Fitch Ratings downgrades Goodyear
Fitch Ratings has downgraded Goodyear Tire & Rubber Co.'s senior unsecured rating from "B" to "CCC+" and the senior secured bank facilities from "B+" to "B." Fitch's Rating Outlook remains "Negative."
In its announcement of the downgrade, Fitch said approximately $5 billion of debt (as of Sept. 30, 2003) is affected.
Here's the rest of the announcement and analysis, in its entirety.
"The rating action is based on lack of resolution in the investigation and review of the company's accounting practices and certain reported financial statements. An informal inquiry by the Securities and Exchange Commission (SEC) prompted by two previous company announcements (December and October 2003) of accounting problems has now escalated into a formal SEC investigation.
"These latest issues have further delayed the filing of timely financial statements and could hinder Goodyear's access to credit facilities and external capital markets. Access to significant external capital is required in order to meet heavy debt maturities, pension funding requirements, and other cash needs over the next few years.
"The delays and questions surrounding the company's financial statements have precluded the ability to track the progress of the company's critical cost restructuring program. Furthermore, Goodyear appears not to have met the terms of its latest union contract which required the company to raise external financing prior to year-end 2003.
"The downgrade also reflects the deterioration in the relative position of the unsecured creditors vs. senior creditors due to the layering on of additional secured bank facility and the likely granting of additional security in pending and future transactions.
"Even as Goodyear is currently in negotiations with its banks to amend and expand its existing $1.3 billion senior secured asset-backed credit facilities (due March 2006) by $650 million of additional term loans, a material charge in its equity account resulting from the accounting problems could breach existing loan covenants.
"Goodyear had to meet a minimum consolidated net worth requirement of $2.8 billion for quarters ending in 2003. At Sept. 30, 2003, Goodyear's consolidated net worth amounted to $3.1 billion. A consolidated net loss in the fourth quarter plus a charge to equity accounts to reconcile accounts could potentially breach the minimum net worth threshold.
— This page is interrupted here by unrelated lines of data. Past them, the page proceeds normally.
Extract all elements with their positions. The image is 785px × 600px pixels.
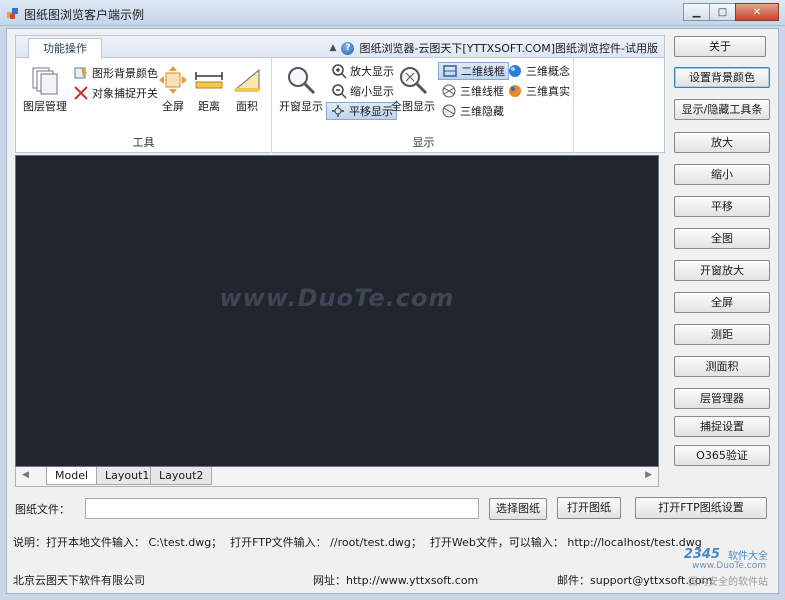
wire3d-button[interactable]: 三维线框: [438, 82, 507, 100]
tab-model[interactable]: Model: [46, 467, 98, 485]
window-zoom-side-button[interactable]: 开窗放大: [674, 260, 770, 281]
close-button[interactable]: ✕: [735, 3, 779, 21]
title-bar: 图纸图浏览客户端示例 ▁ □ ✕: [0, 0, 785, 26]
sphere-blue-icon: [509, 65, 521, 77]
snap-settings-button[interactable]: 捕捉设置: [674, 416, 770, 437]
drawing-canvas[interactable]: www.DuoTe.com: [15, 155, 659, 467]
ribbon-info-text: 图纸浏览器-云图天下[YTTXSOFT.COM]图纸浏览控件-试用版: [359, 42, 658, 55]
o365-verify-button[interactable]: O365验证: [674, 445, 770, 466]
company-name: 北京云图天下软件有限公司: [13, 574, 145, 587]
zoom-out-icon: [332, 84, 347, 99]
snap-icon: [74, 86, 88, 100]
palette-icon: [74, 67, 87, 79]
concept3d-button[interactable]: 三维概念: [504, 62, 573, 80]
app-icon: [7, 8, 18, 19]
layer-manage-button[interactable]: 图层管理: [18, 64, 72, 114]
tab-function-ops[interactable]: 功能操作: [28, 38, 102, 59]
client-area: 功能操作 ▲ ? 图纸浏览器-云图天下[YTTXSOFT.COM]图纸浏览控件-…: [6, 28, 779, 594]
zoom-out-side-button[interactable]: 缩小: [674, 164, 770, 185]
wire3d-icon: [442, 84, 456, 98]
zoom-extents-icon: [400, 67, 428, 95]
website-info: 网址：http://www.yttxsoft.com: [313, 574, 479, 587]
real3d-button[interactable]: 三维真实: [504, 82, 573, 100]
set-bg-color-button[interactable]: 设置背景颜色: [674, 67, 770, 88]
file-label: 图纸文件：: [15, 503, 70, 516]
sphere-real-icon: [509, 85, 521, 97]
area-icon: [233, 68, 260, 92]
window-zoom-button[interactable]: 开窗显示: [274, 64, 328, 114]
overlay-watermark-logo: 2345 软件大全 www.DuoTe.com 国内安全的软件站: [683, 547, 768, 588]
pan-icon: [332, 105, 344, 117]
group-tools-label: 工具: [132, 136, 155, 149]
file-path-input[interactable]: [85, 498, 479, 519]
area-button[interactable]: 面积: [220, 64, 274, 114]
layout-tab-bar: ◀ Model Layout1 Layout2 ▶: [15, 467, 659, 487]
hidden3d-button[interactable]: 三维隐藏: [438, 102, 507, 120]
zoom-in-side-button[interactable]: 放大: [674, 132, 770, 153]
help-icon[interactable]: ?: [341, 41, 355, 55]
website-link[interactable]: http://www.yttxsoft.com: [346, 574, 478, 587]
usage-description: 说明：打开本地文件输入： C:\test.dwg； 打开FTP文件输入： //ro…: [13, 536, 702, 549]
layers-icon: [32, 67, 58, 95]
ribbon-tab-strip: 功能操作 ▲ ? 图纸浏览器-云图天下[YTTXSOFT.COM]图纸浏览控件-…: [16, 36, 664, 59]
maximize-button[interactable]: □: [709, 3, 736, 21]
collapse-ribbon-icon[interactable]: ▲: [330, 43, 337, 53]
layer-manager-button[interactable]: 层管理器: [674, 388, 770, 409]
open-ftp-settings-button[interactable]: 打开FTP图纸设置: [635, 497, 767, 519]
wire2d-button[interactable]: 二维线框: [438, 62, 509, 80]
group-display-label: 显示: [412, 136, 435, 149]
group-tools: 图层管理 图形背景颜色 对象捕捉开关 全屏 距离 面积 工具: [16, 58, 272, 153]
about-button[interactable]: 关于: [674, 36, 766, 57]
toggle-toolbar-button[interactable]: 显示/隐藏工具条: [674, 99, 770, 120]
tab-layout2[interactable]: Layout2: [150, 467, 213, 485]
scroll-right-icon[interactable]: ▶: [645, 470, 652, 480]
zoom-all-side-button[interactable]: 全图: [674, 228, 770, 249]
minimize-button[interactable]: ▁: [683, 3, 710, 21]
group-display: 开窗显示 放大显示 缩小显示 平移显示 全图显示 二维线框 三维线框 三维隐藏 …: [274, 58, 574, 153]
window-title: 图纸图浏览客户端示例: [24, 8, 145, 22]
select-drawing-button[interactable]: 选择图纸: [489, 498, 547, 520]
ribbon: 功能操作 ▲ ? 图纸浏览器-云图天下[YTTXSOFT.COM]图纸浏览控件-…: [15, 35, 665, 153]
open-drawing-button[interactable]: 打开图纸: [557, 497, 621, 519]
watermark-text: www.DuoTe.com: [219, 284, 455, 312]
magnifier-window-icon: [288, 67, 316, 95]
zoom-in-icon: [332, 64, 347, 79]
measure-area-button[interactable]: 测面积: [674, 356, 770, 377]
wire2d-icon: [443, 65, 457, 77]
scroll-left-icon[interactable]: ◀: [22, 470, 29, 480]
measure-distance-button[interactable]: 测距: [674, 324, 770, 345]
hidden3d-icon: [442, 104, 456, 118]
fullscreen-side-button[interactable]: 全屏: [674, 292, 770, 313]
zoom-all-button[interactable]: 全图显示: [386, 64, 440, 114]
pan-side-button[interactable]: 平移: [674, 196, 770, 217]
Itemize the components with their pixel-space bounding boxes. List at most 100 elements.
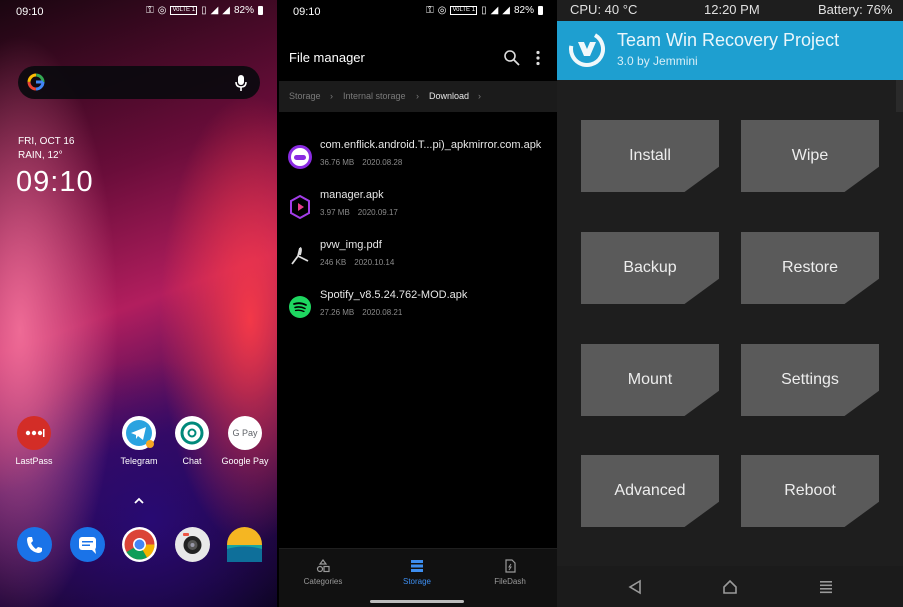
app-drawer-chevron-icon[interactable] [133, 496, 145, 506]
home-icon[interactable] [722, 579, 738, 595]
file-meta: 27.26 MB 2020.08.21 [320, 308, 402, 317]
tab-storage[interactable]: Storage [382, 559, 452, 586]
messages-icon[interactable] [70, 527, 105, 562]
breadcrumb-separator-icon: › [416, 91, 419, 101]
settings-button[interactable]: Settings [741, 344, 879, 416]
backup-button[interactable]: Backup [581, 232, 719, 304]
phone-icon[interactable] [17, 527, 52, 562]
storage-icon [411, 560, 423, 572]
breadcrumb-separator-icon: › [478, 91, 481, 101]
status-icons: ⚿ ◎ VoLTE 1 ▯ ◢ ◢ 82% [146, 5, 263, 16]
breadcrumb-internal-storage[interactable]: Internal storage [343, 91, 406, 101]
twrp-navigation-bar [557, 566, 903, 607]
tab-label: FileDash [494, 577, 526, 586]
signal-icon: ◢ [490, 5, 499, 16]
google-search-bar[interactable] [18, 66, 260, 99]
status-time: 09:10 [293, 6, 321, 18]
signal-icon: ◢ [210, 5, 219, 16]
signal-icon-2: ◢ [502, 5, 510, 16]
microphone-icon[interactable] [234, 74, 248, 92]
signal-icon-2: ◢ [222, 5, 230, 16]
textnow-icon [288, 145, 312, 169]
advanced-button[interactable]: Advanced [581, 455, 719, 527]
wipe-button[interactable]: Wipe [741, 120, 879, 192]
home-screen: 09:10 ⚿ ◎ VoLTE 1 ▯ ◢ ◢ 82% FRI, OCT 16 … [0, 0, 277, 607]
tab-label: Storage [402, 577, 432, 586]
app-label-chat: Chat [182, 456, 202, 466]
twrp-battery: Battery: 76% [818, 2, 893, 17]
log-menu-icon[interactable] [818, 579, 834, 595]
file-row[interactable]: manager.apk 3.97 MB 2020.09.17 [279, 186, 557, 236]
file-row[interactable]: pvw_img.pdf 246 KB 2020.10.14 [279, 236, 557, 286]
search-icon[interactable] [503, 49, 521, 67]
bottom-navigation: Categories Storage FileDash [279, 548, 557, 607]
file-date: 2020.08.21 [362, 308, 403, 317]
key-icon: ⚿ [426, 5, 434, 16]
app-chat[interactable]: Chat [162, 416, 222, 466]
battery-percent: 82% [233, 5, 254, 16]
gesture-bar[interactable] [370, 600, 464, 603]
file-row[interactable]: Spotify_v8.5.24.762-MOD.apk 27.26 MB 2020… [279, 286, 557, 336]
weather-date[interactable]: FRI, OCT 16 [18, 136, 75, 147]
twrp-status-bar: CPU: 40 °C 12:20 PM Battery: 76% [557, 0, 903, 21]
cpu-temp: CPU: 40 °C [570, 2, 638, 17]
file-name: Spotify_v8.5.24.762-MOD.apk [320, 289, 468, 301]
battery-icon [258, 6, 263, 15]
page-title: File manager [289, 50, 365, 65]
back-icon[interactable] [627, 579, 643, 595]
twrp-header: Team Win Recovery Project 3.0 by Jemmini [557, 21, 903, 80]
battery-icon [538, 6, 543, 15]
app-google-pay[interactable]: G Pay Google Pay [215, 416, 275, 466]
file-size: 3.97 MB [320, 208, 350, 217]
tab-label: Categories [303, 577, 343, 586]
volte-badge: VoLTE 1 [450, 6, 478, 15]
breadcrumb-download[interactable]: Download [429, 91, 469, 101]
battery-percent: 82% [513, 5, 534, 16]
file-date: 2020.08.28 [362, 158, 403, 167]
lastpass-icon [17, 416, 51, 450]
vibrate-icon: ▯ [481, 5, 487, 16]
chat-icon [175, 416, 209, 450]
chrome-icon[interactable] [122, 527, 157, 562]
google-pay-icon: G Pay [228, 416, 262, 450]
app-label-telegram: Telegram [120, 456, 158, 466]
app-label-lastpass: LastPass [15, 456, 53, 466]
mount-button[interactable]: Mount [581, 344, 719, 416]
file-size: 36.76 MB [320, 158, 355, 167]
breadcrumb-separator-icon: › [330, 91, 333, 101]
app-telegram[interactable]: Telegram [109, 416, 169, 466]
home-clock[interactable]: 09:10 [16, 166, 94, 199]
restore-button[interactable]: Restore [741, 232, 879, 304]
status-bar: 09:10 ⚿ ◎ VoLTE 1 ▯ ◢ ◢ 82% [0, 0, 277, 24]
status-time: 09:10 [16, 6, 44, 18]
breadcrumb-storage[interactable]: Storage [289, 91, 321, 101]
install-button[interactable]: Install [581, 120, 719, 192]
file-meta: 36.76 MB 2020.08.28 [320, 158, 402, 167]
reboot-button[interactable]: Reboot [741, 455, 879, 527]
twrp-logo-icon [569, 31, 605, 67]
weather-condition[interactable]: RAIN, 12° [18, 150, 63, 161]
manager-app-icon [290, 194, 310, 220]
status-bar: 09:10 ⚿ ◎ VoLTE 1 ▯ ◢ ◢ 82% [279, 0, 557, 24]
tab-categories[interactable]: Categories [288, 559, 358, 586]
status-icons: ⚿ ◎ VoLTE 1 ▯ ◢ ◢ 82% [426, 5, 543, 16]
tab-filedash[interactable]: FileDash [475, 559, 545, 586]
categories-icon [316, 559, 330, 573]
file-date: 2020.09.17 [357, 208, 398, 217]
weather-icon[interactable] [227, 527, 262, 562]
app-lastpass[interactable]: LastPass [4, 416, 64, 466]
more-options-icon[interactable] [535, 50, 541, 66]
file-row[interactable]: com.enflick.android.T...pi)_apkmirror.co… [279, 136, 557, 186]
file-meta: 246 KB 2020.10.14 [320, 258, 394, 267]
telegram-icon [122, 416, 156, 450]
volte-badge: VoLTE 1 [170, 6, 198, 15]
hotspot-icon: ◎ [157, 5, 167, 16]
google-logo-icon [27, 73, 45, 91]
camera-icon[interactable] [175, 527, 210, 562]
file-meta: 3.97 MB 2020.09.17 [320, 208, 398, 217]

"The $650 million addition to the existing $1.3 billion senior secured asset-backed credit facilities currently in the works and the recently announced $650 million private financing are intended for refinancing of some earlier maturing debt as well other purposes. While these transactions may relieve some pressure on the very heavy amount of debt coming due in the next 15 months, Goodyear still faces the challenge of refinancing the $750 million senior secured U.S. revolver, $645 million senior secured U.S. term, and the $650 million senior secured European facilities, which all mature in April 2005.
"In June 2005, approximately $467 million will come due with the maturity of a Euro note issue.
"Liquidity at Sept. 30, 2003, was provided by $1 billion of cash and equivalents and $254 million of availability under committed bank lines. While the nominal cash balance shown on the period end consolidated balance sheet are significant, nearly half of the amount was held in foreign operations, which may impact the amount available for repatriation due to local operating needs, local laws, tax implications, and applicable credit facility agreements.
"In the near term, Goodyear will need substantial liquidity in its North American tire operations. Goodyear will have to make contributions of around $250-270 million for ERISA pension funding requirements. Another large cash consumption item will be working capital outlays in the first half of the year.
"Typically, Goodyear sees a significant rush of accounts receivable paydown before year-end closing, which then builds up again through the first two calendar quarters. The working capital swing can be in the hundreds of millions. Also, the Entran II legal situation will require a cash contribution of $40 million in 2004 if the current settlement proposals hold. Cash usage associated with restructuring and/or rationalization charges should amount to more than $50 million.
"Operationally, concerns remain whether problems with North American Tire operations have yet been resolved. Market share for the flagship Goodyear brand continues to slip in the critical U.S. light vehicle replacement market, dropping a half a percentage point for both passenger cars and light trucks in 2003. Overall for Goodyear, share losses amounted to about 0.3% in 2003.
"Competitive pressures from Bridgestone and Michelin, both of whom gained market share during 2003 in the U.S. replacement market, are not expected to relent.
"In addition, cost pressures continue to mount in the area of raw materials. On-going healthcare cost and pension expense increases will also burden the cost structure.
"While the Huntsville plant closure and other productivity measures which resulted from the USWA (United Steelworkers of America) union talks will help in improving asset utilization in North American tire operations, the overall picture is unclear if the productivity gains will be enough to allow North American Tire operation to be profitable in the near future."